## k-NN

In [32]:
#import libraries
from sklearn.preprocessing import StandardScaler
from sklearn import neighbors, datasets

from sklearn.model_selection import GridSearchCV

from sklearn.model_selection import cross_val_score

from sklearn.metrics import accuracy_score, f1_score, cohen_kappa_score, classification_report

from sklearn.metrics import roc_curve
from sklearn.metrics import auc

In [33]:
#standardize the features
sc = StandardScaler()
sc.fit(X_train)
X_train_std = sc.transform(X_train)
X_test_std = sc.transform(X_test)

StandardScaler(copy=True, with_mean=True, with_std=True)

In [37]:
np.random.seed(211)

# Using gridsearch to choose a optimal model for the knn
# Parameters to tune are: k, weights
gs = GridSearchCV(estimator=neighbors.KNeighborsClassifier(p=2,metric='minkowski'),
                  param_grid=[{'n_neighbors': [1,3,5,7,9,11,13,15,17,19,21], 'weights':['uniform','distance']}],
                  scoring='accuracy', # Specifying multiple metrics for evaluation
                  cv=5,
                  n_jobs=-1)

gs = gs.fit(X_train_std,y_train)

In [38]:
# print the best score and parameters for the best model
print(gs.best_score_)
print(gs.best_params_)
print(gs.best_estimator_)

0.8482152785499834
{'n_neighbors': 11, 'weights': 'uniform'}
KNeighborsClassifier(algorithm='auto', leaf_size=30, metric='minkowski',
           metric_params=None, n_jobs=1, n_neighbors=11, p=2,
           weights='uniform')


In [None]:
# Use the parameters generated from the best KNN model to compute the mean and variance of acuracy using cross-validation
clf3 = neighbors.KNeighborsClassifier(algorithm='auto', leaf_size=30, metric='minkowski',
                                        metric_params=None, n_jobs=1, n_neighbors=11, p=2,
                                        weights='uniform')

scores=cross_val_score(clf3, X_train_std, y_train, scoring='accuracy', cv=5)

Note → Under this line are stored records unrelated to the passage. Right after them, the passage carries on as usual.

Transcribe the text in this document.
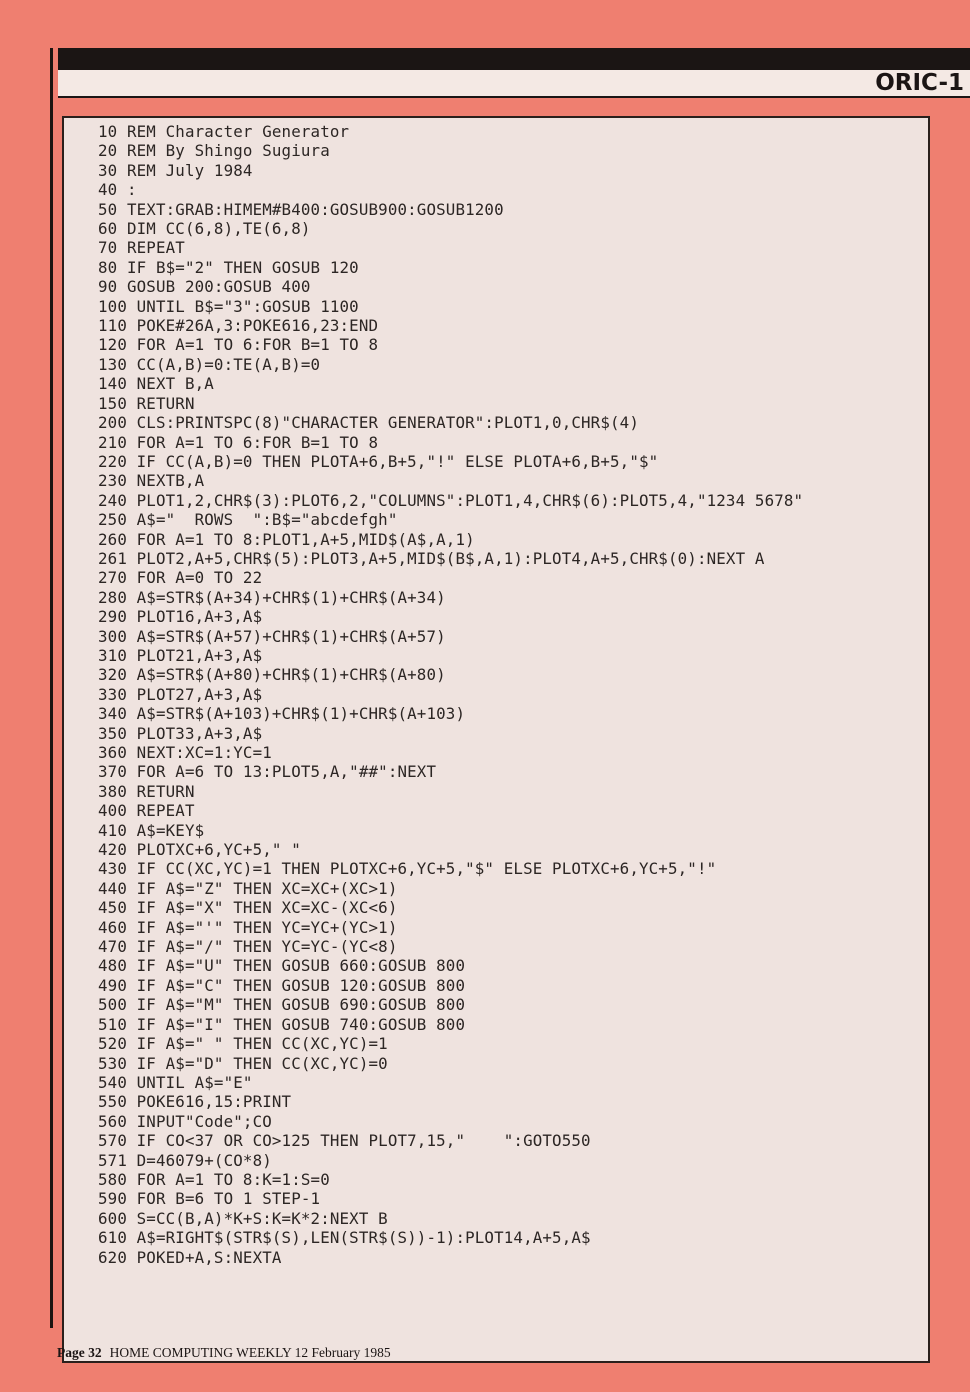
ORIC-1
10 REM Character Generator
20 REM By Shingo Sugiura
30 REM July 1984
40 :
50 TEXT:GRAB:HIMEM#B400:GOSUB900:GOSUB1200
60 DIM CC(6,8),TE(6,8)
70 REPEAT
80 IF B$="2" THEN GOSUB 120
90 GOSUB 200:GOSUB 400
100 UNTIL B$="3":GOSUB 1100
110 POKE#26A,3:POKE616,23:END
120 FOR A=1 TO 6:FOR B=1 TO 8
130 CC(A,B)=0:TE(A,B)=0
140 NEXT B,A
150 RETURN
200 CLS:PRINTSPC(8)"CHARACTER GENERATOR":PLOT1,0,CHR$(4)
210 FOR A=1 TO 6:FOR B=1 TO 8
220 IF CC(A,B)=0 THEN PLOTA+6,B+5,"!" ELSE PLOTA+6,B+5,"$"
230 NEXTB,A
240 PLOT1,2,CHR$(3):PLOT6,2,"COLUMNS":PLOT1,4,CHR$(6):PLOT5,4,"1234 5678"
250 A$="  ROWS  ":B$="abcdefgh"
260 FOR A=1 TO 8:PLOT1,A+5,MID$(A$,A,1)
261 PLOT2,A+5,CHR$(5):PLOT3,A+5,MID$(B$,A,1):PLOT4,A+5,CHR$(0):NEXT A
270 FOR A=0 TO 22
280 A$=STR$(A+34)+CHR$(1)+CHR$(A+34)
290 PLOT16,A+3,A$
300 A$=STR$(A+57)+CHR$(1)+CHR$(A+57)
310 PLOT21,A+3,A$
320 A$=STR$(A+80)+CHR$(1)+CHR$(A+80)
330 PLOT27,A+3,A$
340 A$=STR$(A+103)+CHR$(1)+CHR$(A+103)
350 PLOT33,A+3,A$
360 NEXT:XC=1:YC=1
370 FOR A=6 TO 13:PLOT5,A,"##":NEXT
380 RETURN
400 REPEAT
410 A$=KEY$
420 PLOTXC+6,YC+5," "
430 IF CC(XC,YC)=1 THEN PLOTXC+6,YC+5,"$" ELSE PLOTXC+6,YC+5,"!"
440 IF A$="Z" THEN XC=XC+(XC>1)
450 IF A$="X" THEN XC=XC-(XC<6)
460 IF A$="'" THEN YC=YC+(YC>1)
470 IF A$="/" THEN YC=YC-(YC<8)
480 IF A$="U" THEN GOSUB 660:GOSUB 800
490 IF A$="C" THEN GOSUB 120:GOSUB 800
500 IF A$="M" THEN GOSUB 690:GOSUB 800
510 IF A$="I" THEN GOSUB 740:GOSUB 800
520 IF A$=" " THEN CC(XC,YC)=1
530 IF A$="D" THEN CC(XC,YC)=0
540 UNTIL A$="E"
550 POKE616,15:PRINT
560 INPUT"Code";CO
570 IF CO<37 OR CO>125 THEN PLOT7,15,"    ":GOTO550
571 D=46079+(CO*8)
580 FOR A=1 TO 8:K=1:S=0
590 FOR B=6 TO 1 STEP-1
600 S=CC(B,A)*K+S:K=K*2:NEXT B
610 A$=RIGHT$(STR$(S),LEN(STR$(S))-1):PLOT14,A+5,A$
620 POKED+A,S:NEXTA
Page 32 HOME COMPUTING WEEKLY 12 February 1985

print('CV accuracy: %.3f +/- %.3f' % (np.mean(scores),
                                      np.std(scores)))

## ROC

In [None]:
# Label the classifiers
clf_labels = ['Logistic regression', 'Decision tree', 'KNN']
all_clf = [clf1, clf2, clf3]

print('5-fold cross validation:\n')
for clf, label in zip([clf1, clf2, clf3], clf_labels): #For all classifiers 
    scores = cross_val_score(estimator=clf,  #Estimate AUC based on cross validation
                             X=X_train,
                             y=y_train,
                             cv=5,
                             scoring='roc_auc')
    print("ROC AUC: %0.2f (+/- %0.2f) [%s]" #Print peformance statistics based on cross-validation
          % (scores.mean(), scores.std(), label))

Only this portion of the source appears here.